Simple ideas seem to join together to make more complex ones.
Hume thought that when simple ideas have certain qualities they will associate – come together with other ideas to make more complex ideas.
Those qualities are three in number – they are:
(quote 2)
Resemblance
Contiguity in time or place
Cause and effect
Contiguity – near, touching, neighbouring.
(quote 3)
“A picture naturally leads our thoughts to the original [resemblance]: the mention of one apartment in the building naturally introduces an enquiry concerning the others [contiguity]: and if we think of a wound, we can scarcely forebear reflection on the pain which follows it [cause and effect].”
Of these three qualities it was ‘cause and effect’ that Hume thought the most important – without cause and effect we can have no knowledge.
Causality
Hume’s most famous ideas have to do with causality –for Hume the very idea of causality – that we can know the causation – to be very doubtful.

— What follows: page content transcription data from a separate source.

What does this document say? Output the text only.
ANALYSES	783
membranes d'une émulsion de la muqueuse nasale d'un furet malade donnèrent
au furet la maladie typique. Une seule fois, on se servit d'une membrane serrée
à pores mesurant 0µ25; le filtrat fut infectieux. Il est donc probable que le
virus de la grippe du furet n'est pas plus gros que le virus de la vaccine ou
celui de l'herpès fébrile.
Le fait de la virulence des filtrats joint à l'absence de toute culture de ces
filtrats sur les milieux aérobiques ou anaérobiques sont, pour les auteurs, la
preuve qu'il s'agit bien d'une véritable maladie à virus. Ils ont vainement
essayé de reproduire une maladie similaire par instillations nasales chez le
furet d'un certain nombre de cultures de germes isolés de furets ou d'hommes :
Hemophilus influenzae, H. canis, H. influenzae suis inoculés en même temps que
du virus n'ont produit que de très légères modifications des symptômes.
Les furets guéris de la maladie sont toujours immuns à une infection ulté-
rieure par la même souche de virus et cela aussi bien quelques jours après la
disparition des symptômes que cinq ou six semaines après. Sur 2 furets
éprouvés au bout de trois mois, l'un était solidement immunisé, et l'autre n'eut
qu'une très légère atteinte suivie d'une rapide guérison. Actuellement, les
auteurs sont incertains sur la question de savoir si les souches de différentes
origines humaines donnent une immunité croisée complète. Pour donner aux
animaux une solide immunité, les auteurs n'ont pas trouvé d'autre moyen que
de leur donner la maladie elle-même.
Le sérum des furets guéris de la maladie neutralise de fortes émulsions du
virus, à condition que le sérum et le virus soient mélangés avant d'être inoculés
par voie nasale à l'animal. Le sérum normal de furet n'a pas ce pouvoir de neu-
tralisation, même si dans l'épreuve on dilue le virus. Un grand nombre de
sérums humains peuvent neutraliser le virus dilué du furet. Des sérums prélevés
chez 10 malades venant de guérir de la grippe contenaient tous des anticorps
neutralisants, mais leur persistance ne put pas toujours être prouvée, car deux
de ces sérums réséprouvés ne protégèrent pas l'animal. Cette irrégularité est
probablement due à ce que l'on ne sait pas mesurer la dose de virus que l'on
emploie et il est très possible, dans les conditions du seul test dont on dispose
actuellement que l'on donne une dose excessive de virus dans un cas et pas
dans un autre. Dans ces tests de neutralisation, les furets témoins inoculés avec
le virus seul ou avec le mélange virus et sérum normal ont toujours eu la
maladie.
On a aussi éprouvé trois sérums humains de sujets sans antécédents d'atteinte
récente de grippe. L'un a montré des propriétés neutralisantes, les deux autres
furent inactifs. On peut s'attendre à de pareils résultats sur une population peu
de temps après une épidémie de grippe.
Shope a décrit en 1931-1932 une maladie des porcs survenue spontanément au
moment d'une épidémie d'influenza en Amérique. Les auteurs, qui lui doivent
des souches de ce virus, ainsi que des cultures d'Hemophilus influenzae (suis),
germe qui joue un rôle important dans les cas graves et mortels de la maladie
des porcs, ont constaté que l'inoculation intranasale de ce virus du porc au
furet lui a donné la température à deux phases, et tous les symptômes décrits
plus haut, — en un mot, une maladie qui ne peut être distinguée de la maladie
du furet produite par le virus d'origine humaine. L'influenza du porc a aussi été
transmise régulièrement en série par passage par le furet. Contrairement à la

Hume asks the question: What is the origin of the idea of causality?
And because all ideas must first come from impressions – he looked for the impression that was at the foundation of the idea of causality and could find no such impression.
How then does the idea of causality arise in the mind?
When we say cause and effect what we mean is that A causes B – but what is our experience of this – Hume says three relations:
(quote 4)
First: There is the relation of contiguity, for A and B are always close together.
Second: There is priority in time, for A, the “cause,” always come before B.
Third: There is constant conjunction, for we always see A followed by B.
There is another relation that idea of causality suggests to us and that is: necessary connections.
But – Hume says – there is no object, no matter how hard we study it, will imply the existence of another – no matter how hard we study oxygen it will never tell us that mixed with hydrogen it will give us water.
It is only when we see them together that we know this.
So while we have impressions of contiguity, priority, and constant conjunction – we do not have an impression of necessary connections.
Causality is not a quality in the objects we observe – but is a “habit of association” in the mind produced by repetition of instances of A and B.
And remember – Hume believed that causality was central to all kinds of knowledge – thus his attack on the principle of knowledge – undermined his belief in knowledge – thus his skepticism.